China’s CDC scientists urge Beijing to step up vaccinations, return to normalcy
The Hindu
China still following “zero-COVID” strategy with resources diverted from vaccinations to mass testing, lockdowns
Scientists and researchers at China’s Centre for Disease Control and Prevention (CDC) have made a rare call urging Beijing to focus on a booster vaccination campaign and consider an exit strategy out of President Xi Jinping’s “zero-COVID” approach.
The briefing paper published last week by four scientists said, “The pathway forward is clear. Vaccinate with confidence and finish strong.”
While China has double-vaccinated most of its population, the booster campaign has only covered around two-thirds of the population. Many health experts say vaccinations have lagged with healthcare personnel and resources currently devoted to enforcing the rigid zero-COVID approach, which calls for regular mass testing, lockdowns and quarantines.

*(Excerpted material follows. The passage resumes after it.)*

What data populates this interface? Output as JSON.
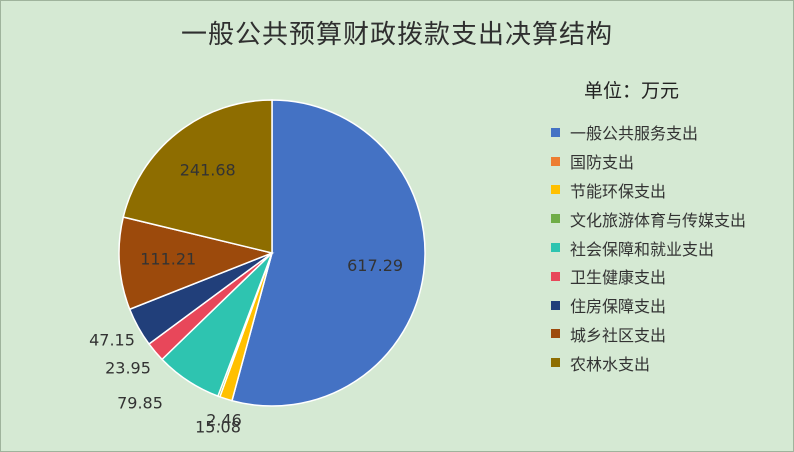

There are as yet no signs of a change in approach from zero-COVID to a new vaccination campaign, particularly with an upcoming once-in-five-year Party Congress, where Mr. Xi will begin a third term, likely to trumpet the success of “zero-COVID”.
As of early September, more than 65 million people in 33 cities were in some form of lockdown in China, media outlet Caixin reported, with signs of people’s patience for the approach, three years into the pandemic, beginning to wane as more transmissible variants bring harsher lockdowns and challenge what was a successful strategy in 2020. Beijing has also lagged behind the rest of the world in opening up.
The CDC paper acknowledged those concerns. “Everyone wants to return to normal life,” the four scientists, Dan Wu, Zundong Yin, Zijiang Feng, and Lance Rodewald, affiliated with the CDC’s National Immunization Program and the Chinese Preventive Medicine Association, wrote. “Vaccination is the key, and time will run out for the vaccination campaign.”
“Sustaining optimised protection for a safe, long-term exit of the pandemic will almost certainly require well-timed second booster doses,” the paper said. “The last 10% in any vaccination campaign is the most difficult to reach, and in our case, the last 10% is also a critically important group to protect because the last 10% has an enrichment of people with comorbidities, many of whom are elderly and will suffer the most from COVID-19 if infected.”